Transplantations, Ordre des Psychologues : « La mort de Domenico est un choc collectif, un soutien stable pour la famille »

Transplantations, Ordre des Psychologues : « La mort de Domenico est un choc collectif, un soutien stable pour la famille »

Les condoléances et la proximité à la famille du petit Domenico viennent du Cnop, le Conseil National de l’Ordre des Psychologues.

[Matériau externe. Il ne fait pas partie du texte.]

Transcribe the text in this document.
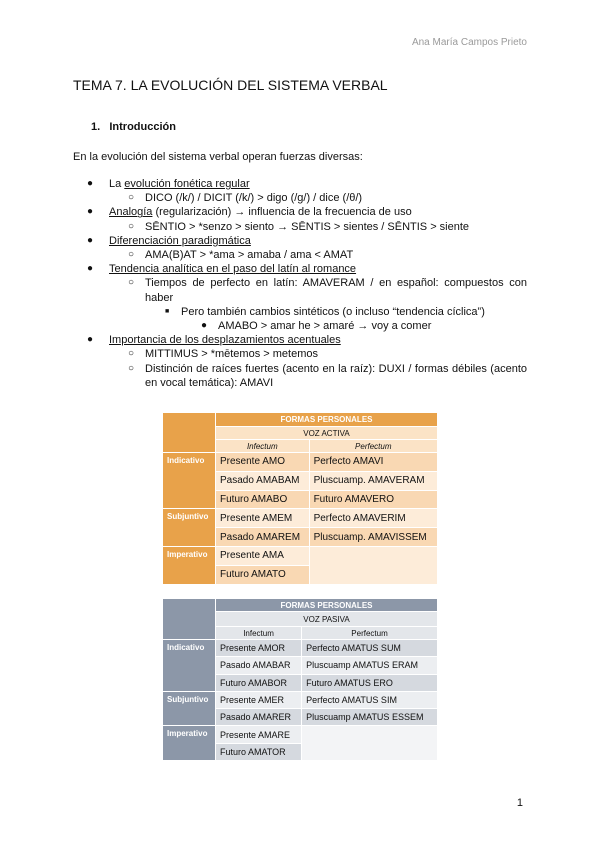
Ana María Campos Prieto
TEMA 7. LA EVOLUCIÓN DEL SISTEMA VERBAL
1. Introducción
En la evolución del sistema verbal operan fuerzas diversas:
● La evolución fonética regular
○ DICO (/k/) / DICIT (/k/) > digo (/g/) / dice (/θ/)
● Analogía (regularización) → influencia de la frecuencia de uso
○ SĒNTIO > *senzo > siento → SĒNTIS > sientes / SĒNTIS > siente
● Diferenciación paradigmática
○ AMA(B)AT > *ama > amaba / ama < AMAT
● Tendencia analítica en el paso del latín al romance
○ Tiempos de perfecto en latín: AMAVERAM / en español: compuestos con haber
■ Pero también cambios sintéticos (o incluso “tendencia cíclica”)
● AMABO > amar he > amaré → voy a comer
● Importancia de los desplazamientos acentuales
○ MITTIMUS > *mētemos > metemos
○ Distinción de raíces fuertes (acento en la raíz): DUXI / formas débiles (acento en vocal temática): AMAVI
	FORMAS PERSONALES	
	VOZ ACTIVA	
	Infectum	Perfectum
Indicativo	Presente AMO	Perfecto AMAVI
	Pasado AMABAM	Pluscuamp. AMAVERAM
	Futuro AMABO	Futuro AMAVERO
Subjuntivo	Presente AMEM	Perfecto AMAVERIM
	Pasado AMAREM	Pluscuamp. AMAVISSEM
Imperativo	Presente AMA	
	Futuro AMATO	
	FORMAS PERSONALES	
	VOZ PASIVA	
	Infectum	Perfectum
Indicativo	Presente AMOR	Perfecto AMATUS SUM
	Pasado AMABAR	Pluscuamp AMATUS ERAM
	Futuro AMABOR	Futuro AMATUS ERO
Subjuntivo	Presente AMER	Perfecto AMATUS SIM
	Pasado AMARER	Pluscuamp AMATUS ESSEM
Imperativo	Presente AMARE	
	Futuro AMATOR	
1
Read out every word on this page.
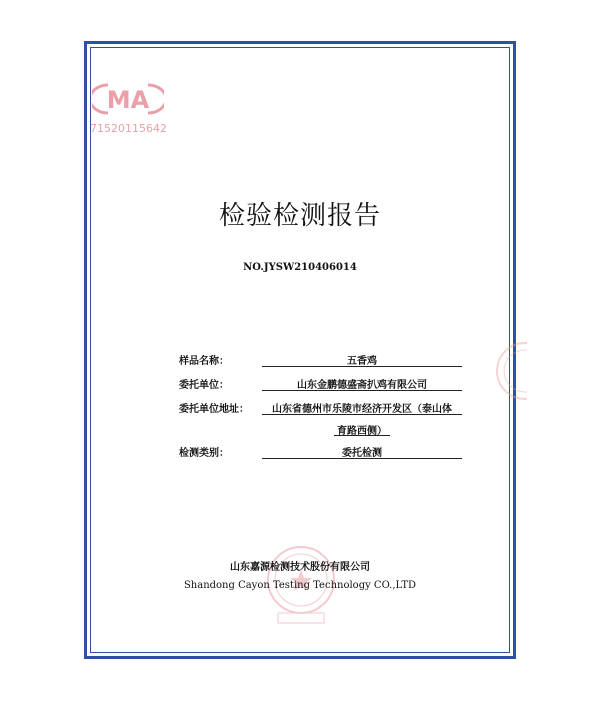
MA
71520115642
检验检测报告
NO.JYSW210406014
样品名称：	五香鸡
委托单位：	山东金鹏德盛斋扒鸡有限公司
委托单位地址：	山东省德州市乐陵市经济开发区（泰山体
育路西侧）
检测类别：	委托检测
山东嘉源检测技术股份有限公司
Shandong Cayon Testing Technology CO.,LTD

S’adressant à Adnkronos Salute, la présidente Maria Antonietta Gulino souligne combien « la tragédie a affecté non seulement les parents, mais toute la communauté », qui est maintenant sous le choc. « C’est le drame d’une famille que nous avons tous partagé – explique-t-il – Cela me rappelle, pour l’attention et la participation collective, ce qui s’est passé avec Alfredino Rampi dans Vermicino. Ce sont des événements différents, évidemment, mais dans les deux cas, l’Italie a suivi l’actualité d’un enfant en retenant son souffle ».

Domenico, 2 ans et demi, attendait un deuxième nouveau cœur. Il semblait y avoir « un espoir concret d’amélioration – observe Gulino – c’est pourquoi sa mort représente un traumatisme dans le traumatisme : à la souffrance de la maladie s’est ajoutée la rupture d’un espoir. C’est une douleur qui s’élargit et s’étend ».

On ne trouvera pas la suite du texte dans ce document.